CHICAGO (Reuters) - Americans staggered by a massive drop in household wealth are not using the current recession to return to school or just enjoy a temporary break from the work grind, as many did in previous downturns, according to the San Francisco Federal Reserve.
“The decline in housing wealth and credit availability is nearly unprecedented,” said economists Mary Daly, Bart Hobijn and Joyce Kwok in the bank’s latest economic newsletter.
As a result, with less income sources to fall back on — from home equity loans to credit cards — labor market participation rates have held up, and even risen for some groups, relative to recessions in the early 1990s and in 2001, the economists said.

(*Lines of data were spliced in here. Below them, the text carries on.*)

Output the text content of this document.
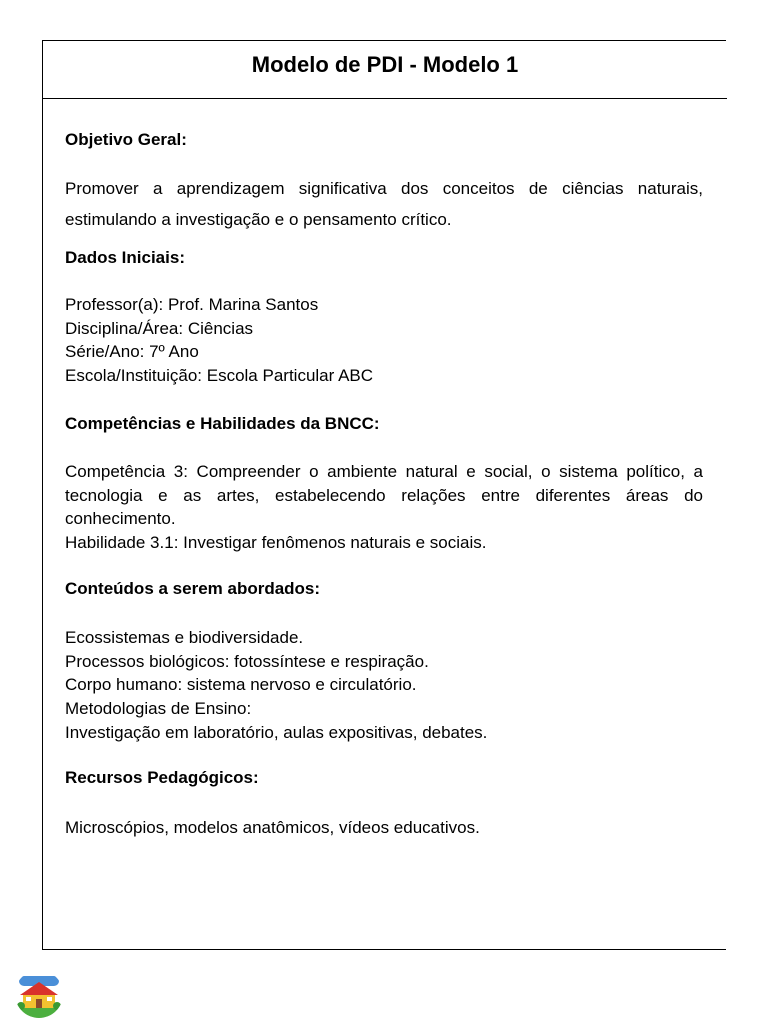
Modelo de PDI - Modelo 1
Objetivo Geral:
Promover a aprendizagem significativa dos conceitos de ciências naturais, estimulando a investigação e o pensamento crítico.
Dados Iniciais:
Professor(a): Prof. Marina Santos
Disciplina/Área: Ciências
Série/Ano: 7º Ano
Escola/Instituição: Escola Particular ABC
Competências e Habilidades da BNCC:
Competência 3: Compreender o ambiente natural e social, o sistema político, a tecnologia e as artes, estabelecendo relações entre diferentes áreas do conhecimento.
Habilidade 3.1: Investigar fenômenos naturais e sociais.
Conteúdos a serem abordados:
Ecossistemas e biodiversidade.
Processos biológicos: fotossíntese e respiração.
Corpo humano: sistema nervoso e circulatório.
Metodologias de Ensino:
Investigação em laboratório, aulas expositivas, debates.
Recursos Pedagógicos:
Microscópios, modelos anatômicos, vídeos educativos.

“In spite of declining labor market opportunities, more people actually are deciding to pursue them,” they said.
The could cause unemployment rates to exceed forecasts, since many entrants into the workforce might be unable to find jobs, Daly, Hobijn and Kwok said.
The Labor Department, in its monthly employment report on Feb 6, is expected to say the U.S. jobless rate hit 7.5 percent in January for the first time since 1992.
The San Francisco Fed study showed that women aged 25-54 and men and women 55 or older have increased their participation in the workforce since December 2007, while young people (age 20-24) have not withdrawn to the same extent as in the 1990-91 and 2001 recessions.
“The decrease in the supply of credit to students and the decline in housing and financial wealth of their parents likely put pressure on young people to take jobs to pay for their studies,” the economists said.
For the other groups, the massive hit to household wealth from falling home values and savaged equity prices — estimated by San Francisco Fed President Janet Yellen at $10 trillion — kept more Americans in the workforce, up to and beyond their anticipated retirement dates.
“The sensitivity of older workers to stock market performance is not surprising, given the shift over the past 15 years from employer-run, defined benefit (retirement) plans to employee-managed defined contribution plans,” the economists said.
Meanwhile, the massive decline in jobs in the male-dominated construction and manufacturing industries likely forced other family members to enter the labor market, they said.
Women aged 25-54 left the workforce in large numbers during the 2001 recession, but during the current downturn the trend has reversed. In fact, married women in that age group have increased labor market participation since 2005, when the pace of house price appreciation first started to slow.